Patio Ideas that Turn Design Obstacles into Functional Accessories.
Every patio project seems to always have it's design challenges and this project was no different. The house was a beautiful tudor home located in Cincinnati and was one of those houses that deserved more than just concrete to walk, drive and entertain on. It was screaming for something to compliment the Old English style, a surface that would complete the style in which it originated from.
After a lot of thought and discussions with the homeowner, we felt that pavers would compliment their Tudor home better than any other material.
The next step was to start developing some patio ideas for this paver project. The homeowner wanted two paver patios, one upper and one lower. They wanted an upper patio that would be easily accessed from both their screened in deck that cover a walkout basement and from their side entry driveway. The upper patio would be used for outdoor dining, entertaining and they informed us they were avid barbequers. They wanted the lower paver patio for a possible fire pit and access from their walkout basement. And they wanted both to connect as if they were one paver patio.
How do you design two patios, separated 9' vertically, easily accessed, make them appear as one paver patio and hide concrete basement walls? The challenge begins!
We had to dig deep into our bag of creative patio ideas to not only design a paver patio that met the customer needs functionally, but would be aesthetically pleasing as well.
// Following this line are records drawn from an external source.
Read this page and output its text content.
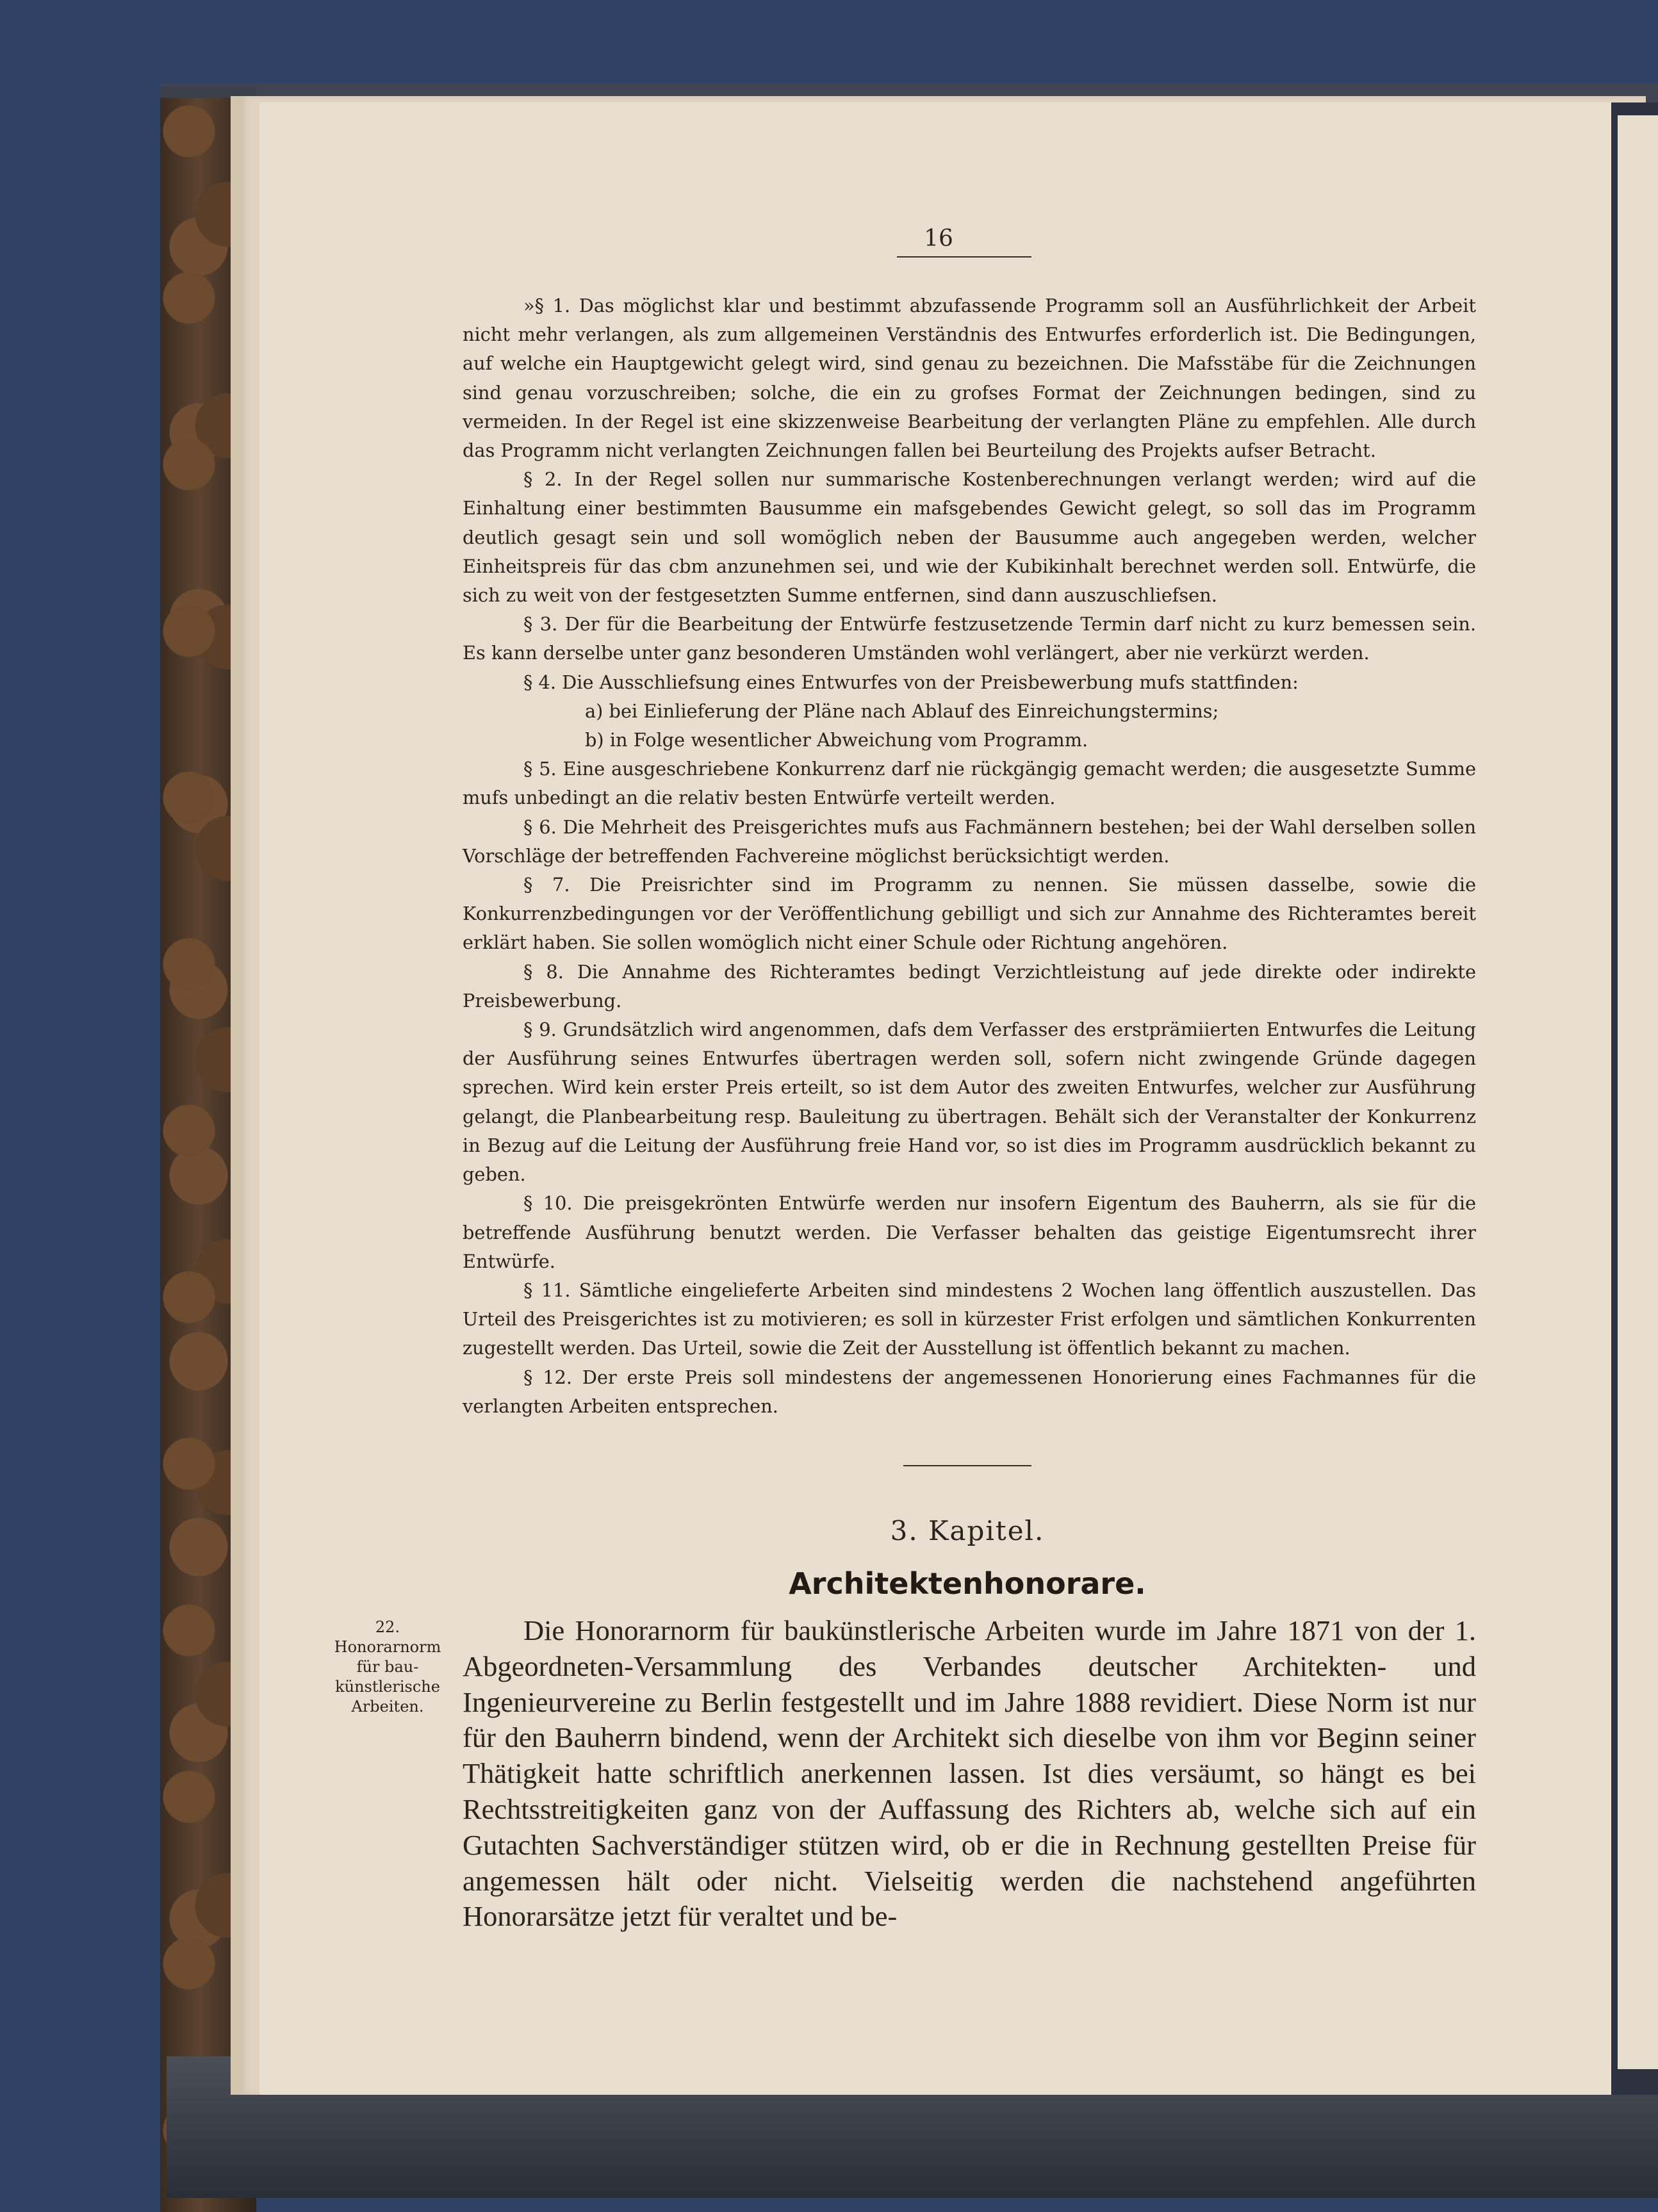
16

»§ 1. Das möglichst klar und bestimmt abzufassende Programm soll an Ausführlichkeit der Arbeit nicht mehr verlangen, als zum allgemeinen Verständnis des Entwurfes erforderlich ist. Die Bedingungen, auf welche ein Hauptgewicht gelegt wird, sind genau zu bezeichnen. Die Mafsstäbe für die Zeichnungen sind genau vorzuschreiben; solche, die ein zu grofses Format der Zeichnungen bedingen, sind zu vermeiden. In der Regel ist eine skizzenweise Bearbeitung der verlangten Pläne zu empfehlen. Alle durch das Programm nicht verlangten Zeichnungen fallen bei Beurteilung des Projekts aufser Betracht.

§ 2. In der Regel sollen nur summarische Kostenberechnungen verlangt werden; wird auf die Einhaltung einer bestimmten Bausumme ein mafsgebendes Gewicht gelegt, so soll das im Programm deutlich gesagt sein und soll womöglich neben der Bausumme auch angegeben werden, welcher Einheitspreis für das cbm anzunehmen sei, und wie der Kubikinhalt berechnet werden soll. Entwürfe, die sich zu weit von der festgesetzten Summe entfernen, sind dann auszuschliefsen.

§ 3. Der für die Bearbeitung der Entwürfe festzusetzende Termin darf nicht zu kurz bemessen sein. Es kann derselbe unter ganz besonderen Umständen wohl verlängert, aber nie verkürzt werden.

§ 4. Die Ausschliefsung eines Entwurfes von der Preisbewerbung mufs stattfinden:

a) bei Einlieferung der Pläne nach Ablauf des Einreichungstermins;

b) in Folge wesentlicher Abweichung vom Programm.

§ 5. Eine ausgeschriebene Konkurrenz darf nie rückgängig gemacht werden; die ausgesetzte Summe mufs unbedingt an die relativ besten Entwürfe verteilt werden.

§ 6. Die Mehrheit des Preisgerichtes mufs aus Fachmännern bestehen; bei der Wahl derselben sollen Vorschläge der betreffenden Fachvereine möglichst berücksichtigt werden.

§ 7. Die Preisrichter sind im Programm zu nennen. Sie müssen dasselbe, sowie die Konkurrenzbedingungen vor der Veröffentlichung gebilligt und sich zur Annahme des Richteramtes bereit erklärt haben. Sie sollen womöglich nicht einer Schule oder Richtung angehören.

§ 8. Die Annahme des Richteramtes bedingt Verzichtleistung auf jede direkte oder indirekte Preisbewerbung.

§ 9. Grundsätzlich wird angenommen, dafs dem Verfasser des erstprämiierten Entwurfes die Leitung der Ausführung seines Entwurfes übertragen werden soll, sofern nicht zwingende Gründe dagegen sprechen. Wird kein erster Preis erteilt, so ist dem Autor des zweiten Entwurfes, welcher zur Ausführung gelangt, die Planbearbeitung resp. Bauleitung zu übertragen. Behält sich der Veranstalter der Konkurrenz in Bezug auf die Leitung der Ausführung freie Hand vor, so ist dies im Programm ausdrücklich bekannt zu geben.

§ 10. Die preisgekrönten Entwürfe werden nur insofern Eigentum des Bauherrn, als sie für die betreffende Ausführung benutzt werden. Die Verfasser behalten das geistige Eigentumsrecht ihrer Entwürfe.

§ 11. Sämtliche eingelieferte Arbeiten sind mindestens 2 Wochen lang öffentlich auszustellen. Das Urteil des Preisgerichtes ist zu motivieren; es soll in kürzester Frist erfolgen und sämtlichen Konkurrenten zugestellt werden. Das Urteil, sowie die Zeit der Ausstellung ist öffentlich bekannt zu machen.

§ 12. Der erste Preis soll mindestens der angemessenen Honorierung eines Fachmannes für die verlangten Arbeiten entsprechen.

3. Kapitel.
Architektenhonorare.
22.
Honorarnorm
für bau-
künstlerische
Arbeiten.

Die Honorarnorm für baukünstlerische Arbeiten wurde im Jahre 1871 von der 1. Abgeordneten-Versammlung des Verbandes deutscher Architekten- und Ingenieurvereine zu Berlin festgestellt und im Jahre 1888 revidiert. Diese Norm ist nur für den Bauherrn bindend, wenn der Architekt sich dieselbe von ihm vor Beginn seiner Thätigkeit hatte schriftlich anerkennen lassen. Ist dies versäumt, so hängt es bei Rechtsstreitigkeiten ganz von der Auffassung des Richters ab, welche sich auf ein Gutachten Sachverständiger stützen wird, ob er die in Rechnung gestellten Preise für angemessen hält oder nicht. Vielseitig werden die nachstehend angeführten Honorarsätze jetzt für veraltet und be-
The design process was started with a rough sketch of the upper paver patio geometry and a determination of where it would be located vertically. We pushed the envelope on ease of access and established the location 3 1/2' below the screened in deck, 5 1/2' above the lower paver patio and 2' below the driveway. Locating the upper patio at this point better allowed us to shorten the height of the lower retaining wall that supports the upper paver patio and marry the upper and lower patios as one.
Since we lowered the upper patio 2' below the driveway, we needed a short retaining wall to help cover the exposed foundation along the house and steps for access. We designed a beautiful winding retaining wall that created a planting bed along the house and transitioned into a set of beautiful radial steps that provided access to the driveway. Being 2' tall, it was also perfect for overflow seating.
To keep guests from falling from the upper patio to the lower, we designed an Allan Block Courtyard grill station into a seating wall that followed the perimeter of the lower retaining wall.
The next step of designing the lower patio was a much simpler task than the upper patio. Once again, we reached into our bag of patio ideas and designed a curvy paver patio that complimented the upper patio. We incorporated circular paver pattern that created a perfect fire pit area, wrapped the deck posts with tumbled block and installed a seating wall between two of the columns to help separate the area from under the deck and the fire pit area.
Next, we added some stone steps that wrapped around the retaining wall that supported the upper patio and allowed traveling between the two patios safe and easy. The stone steps also gave the retaining wall block a more natural appeal.
Once we had a completed design, it was time for the fun stuff, choosing material and colors. Since we didn't want to compete with the colorful terra cotta brick on the home, we decided to use a neutral and natural color blend for both the pavers and block material. We chose Reading Rock's Oxford tumbled pavers and Allan Block's Europa, or tumbled, block for the retaining walls. We laid both in a very natural pattern to help compliment the Tudor style of the home.
Once we were completed, this homeowner also did a very good job in decorating this patio with wrought iron furniture and floral displays.